Charleston’s mayor on Thursday indicated he had withdrawn Charleston County’s latest request for help with funding Interstate 526’s completion.
Mayor John Tecklenburg’s office released a letter he wrote to state Transportation Infrastructure Bank (SIB) Chairman Vince Graham pulling a request to use $150 million from potential future sales tax money towards a port access road project. Tecklenburg and Charleston County Chairman Elliott Summey had floated the possibility of using the money to pay for several rail overpasses at new Intermodal Container Transfer Facility under construction in North Charleston as a way to free up state money for I-526, also known as the Mark Clark Expressway. The state is required to complete at least three rail bridges before the new terminal opens in three years.
That money would come from a half-cent sales tax that county voters will decide in an Election Day referendum. In the letter, Tecklenburg said Graham indicated the board would not meet before the Nov. 8 referendum. Charleston County officials had been scheduled to meet with the board on Oct. 6, but Hurricane Matthew scrapped those plans.
“Now with less than two weeks to the election, I am interpreting your response —’I don’t think so’— (to rescheduling the meeting) as a no,” Tecklenburg wrote.
“I remain fully committed to working with you, the SIB Board, and Charleston County to resolve issues… positively and thoroughly, to enable the completion of the extension of the Mark Clark, which is critical to meeting transportation demands the community faces,” the mayor wrote. “I am confident the phased approach we proposed is achievable.”
A 2012 intergovernmental agreement would have had the SIB fund $420 million of the project, while the county would shoulder the remaining cost.

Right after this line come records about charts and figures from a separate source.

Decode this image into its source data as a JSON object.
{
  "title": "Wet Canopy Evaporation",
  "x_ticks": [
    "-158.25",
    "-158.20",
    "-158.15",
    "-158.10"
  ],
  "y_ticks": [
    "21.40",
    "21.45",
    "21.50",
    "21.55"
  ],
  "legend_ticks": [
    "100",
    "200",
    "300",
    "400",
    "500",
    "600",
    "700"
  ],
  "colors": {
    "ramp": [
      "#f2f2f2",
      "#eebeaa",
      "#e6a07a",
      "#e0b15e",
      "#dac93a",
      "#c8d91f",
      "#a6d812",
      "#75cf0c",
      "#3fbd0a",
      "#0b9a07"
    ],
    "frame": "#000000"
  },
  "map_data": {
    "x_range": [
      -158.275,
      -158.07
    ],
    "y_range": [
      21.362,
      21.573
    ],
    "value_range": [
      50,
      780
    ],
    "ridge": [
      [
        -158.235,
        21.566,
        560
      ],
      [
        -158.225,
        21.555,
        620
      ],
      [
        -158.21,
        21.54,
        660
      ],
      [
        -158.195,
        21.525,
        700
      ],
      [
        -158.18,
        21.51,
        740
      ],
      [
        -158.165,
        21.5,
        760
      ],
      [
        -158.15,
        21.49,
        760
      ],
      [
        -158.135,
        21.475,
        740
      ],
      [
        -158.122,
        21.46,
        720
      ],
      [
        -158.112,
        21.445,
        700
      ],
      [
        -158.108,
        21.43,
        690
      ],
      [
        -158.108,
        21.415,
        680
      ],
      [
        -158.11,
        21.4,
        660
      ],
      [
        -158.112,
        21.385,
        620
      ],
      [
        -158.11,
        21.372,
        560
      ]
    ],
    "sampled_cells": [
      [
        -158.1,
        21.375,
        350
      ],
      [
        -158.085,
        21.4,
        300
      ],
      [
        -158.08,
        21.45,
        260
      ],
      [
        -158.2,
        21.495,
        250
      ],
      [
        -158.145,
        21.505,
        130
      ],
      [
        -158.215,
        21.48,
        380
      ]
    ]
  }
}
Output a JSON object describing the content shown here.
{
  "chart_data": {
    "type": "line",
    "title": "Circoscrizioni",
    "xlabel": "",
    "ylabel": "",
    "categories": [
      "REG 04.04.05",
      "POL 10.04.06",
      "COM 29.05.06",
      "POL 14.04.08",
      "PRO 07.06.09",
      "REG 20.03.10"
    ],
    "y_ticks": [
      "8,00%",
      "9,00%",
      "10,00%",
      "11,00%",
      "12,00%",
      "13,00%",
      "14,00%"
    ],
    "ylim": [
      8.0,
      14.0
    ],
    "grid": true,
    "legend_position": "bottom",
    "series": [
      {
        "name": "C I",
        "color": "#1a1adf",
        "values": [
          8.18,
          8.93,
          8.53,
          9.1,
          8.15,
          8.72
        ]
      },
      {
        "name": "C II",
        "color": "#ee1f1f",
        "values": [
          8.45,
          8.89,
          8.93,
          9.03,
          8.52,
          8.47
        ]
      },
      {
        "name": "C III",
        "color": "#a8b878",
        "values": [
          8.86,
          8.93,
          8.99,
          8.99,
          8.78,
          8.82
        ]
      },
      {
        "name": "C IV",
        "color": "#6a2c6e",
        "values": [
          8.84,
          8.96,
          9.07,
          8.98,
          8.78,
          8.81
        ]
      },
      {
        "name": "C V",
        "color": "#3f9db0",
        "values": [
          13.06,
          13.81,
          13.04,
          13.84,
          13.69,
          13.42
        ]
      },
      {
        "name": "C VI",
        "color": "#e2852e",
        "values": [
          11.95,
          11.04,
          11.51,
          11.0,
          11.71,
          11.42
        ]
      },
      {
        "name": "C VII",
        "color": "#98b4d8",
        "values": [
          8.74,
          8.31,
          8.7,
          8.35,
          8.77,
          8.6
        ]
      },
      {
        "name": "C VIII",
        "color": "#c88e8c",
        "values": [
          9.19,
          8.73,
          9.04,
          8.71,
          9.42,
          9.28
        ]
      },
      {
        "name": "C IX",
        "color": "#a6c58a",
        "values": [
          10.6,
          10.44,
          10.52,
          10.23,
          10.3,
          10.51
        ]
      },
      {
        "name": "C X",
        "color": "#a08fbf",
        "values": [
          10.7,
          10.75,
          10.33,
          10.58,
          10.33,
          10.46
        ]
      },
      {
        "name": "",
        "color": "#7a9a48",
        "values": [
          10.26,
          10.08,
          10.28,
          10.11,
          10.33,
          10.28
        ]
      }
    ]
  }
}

But county officials have argued their share is unreasonably large (estimated to be between $300-$350 million) and argue the state went back on its original pledge to fund the entire project. In February, SCDOT suspended pre-construction work on the project until Charleston County comes up with a funding solution. County officials have tried to push several new funding plans, including the possibility of using sales tax revenue should voters approve next month’s referendum.
The Charleston Post & Courier reports county officials are also pulling their request.